Again, this is a cycle. The truth is any web site that has an app SHOULD be able to make a web app that can do the same things.
The only reason they can’t is because of artificial inhibitors that are placed on them by hardware vendors. Namely Apple who, realizing they can make more money on apps, has chosen to limit what developers can access via a web interface. Even going so far as to hide their own internal (and very high quality) web app framework.
This is natural behavior and has happened before in the past (think Microsoft resisting the web on the desktop until it couldn’t anymore). Whenever a vendor has control of the dominant platform that vendor will try to keep open platforms down. Then competitors jump in and try to do business like the dominant player in the hopes that they will become the dominant player. The end result is a world that looks like it's becoming a place for closed environments.
But what inevitably happens is the competitors realize they can’t become the dominant player and they instead start backing open solutions in order to dethrone the dominant player (even if a competitor becomes the dominant player that will lead the previous dominant player to embrace open solutions to keep themselves from being driven out of business)
That’s what will happen here. Right now we’re in the time of the app. Apple is the dominant player and Google, Microsoft, RIM and Palm are all trying to create their own App stores to compete. But they won’t win and eventually they’ll start to push open standards for Web apps. In fact, in many ways they already have. Google’s already inclined that way, Microsoft has based their Smartphone on a web technology (Silverlight) and Palm’s “platform” uses web technology like Javascript and CSS.
So the bottom line is don’t mistake a fad for an overall trend. One last point I wanted to address from the linked to post…
More and more of our tasks are now being offered in an alternative way. We can bank through the mobile web and we can use it to blog too. This is naturally going to force designers and developers into thinking of their products in new ways.
Not all sites can be carbon copied for the mobile web, they have to be re-imagined. However rather than see this as a hassle let’s see it is a chance for designers to embrace this constraint in a very positive way. It’s an opportunity for designers to distill their apps down to the very basics and focus on only the most essential features.
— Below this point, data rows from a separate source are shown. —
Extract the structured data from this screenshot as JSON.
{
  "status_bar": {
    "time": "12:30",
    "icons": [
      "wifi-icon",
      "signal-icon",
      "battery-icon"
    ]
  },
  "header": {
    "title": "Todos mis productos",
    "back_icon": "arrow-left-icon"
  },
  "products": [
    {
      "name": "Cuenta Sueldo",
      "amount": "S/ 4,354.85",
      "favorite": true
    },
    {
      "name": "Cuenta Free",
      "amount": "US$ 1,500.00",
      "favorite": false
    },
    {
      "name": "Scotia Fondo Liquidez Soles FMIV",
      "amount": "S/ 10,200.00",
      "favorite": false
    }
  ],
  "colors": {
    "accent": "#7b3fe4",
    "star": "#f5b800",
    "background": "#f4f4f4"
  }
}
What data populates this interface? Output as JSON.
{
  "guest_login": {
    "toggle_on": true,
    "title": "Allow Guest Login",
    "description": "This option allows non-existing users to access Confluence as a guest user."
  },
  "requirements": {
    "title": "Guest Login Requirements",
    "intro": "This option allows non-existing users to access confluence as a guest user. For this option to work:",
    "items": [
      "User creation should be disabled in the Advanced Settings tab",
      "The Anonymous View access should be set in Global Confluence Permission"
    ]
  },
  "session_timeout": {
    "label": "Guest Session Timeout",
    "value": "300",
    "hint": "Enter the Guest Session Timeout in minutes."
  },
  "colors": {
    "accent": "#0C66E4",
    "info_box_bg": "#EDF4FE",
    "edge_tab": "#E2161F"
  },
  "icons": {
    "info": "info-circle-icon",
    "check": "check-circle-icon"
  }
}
This is the wrong way of thinking. Developers should certainly kick out a quick mobile experience for the Smartphone and try to use the basic UI framework laid down by the phone itself. But developers shouldn’t get into the mindset of Desktop/Smartphone.
As we can already see from the tablets, set top boxes and other various form factors coming out the computing experience is moving beyond the desktop and it’s not stopping at the Smartphone. Developers need to start thinking in terms of variable screen size and start building interfaces that can scale but are recognizable at any size.
That’s difficult (I’ll be the first to admit I haven’t completely wrapped my head around the concept yet). But it’s the way of the future and if you're going to change your mindset (not a simple task) you should reach for that and not just a smartphone mentality.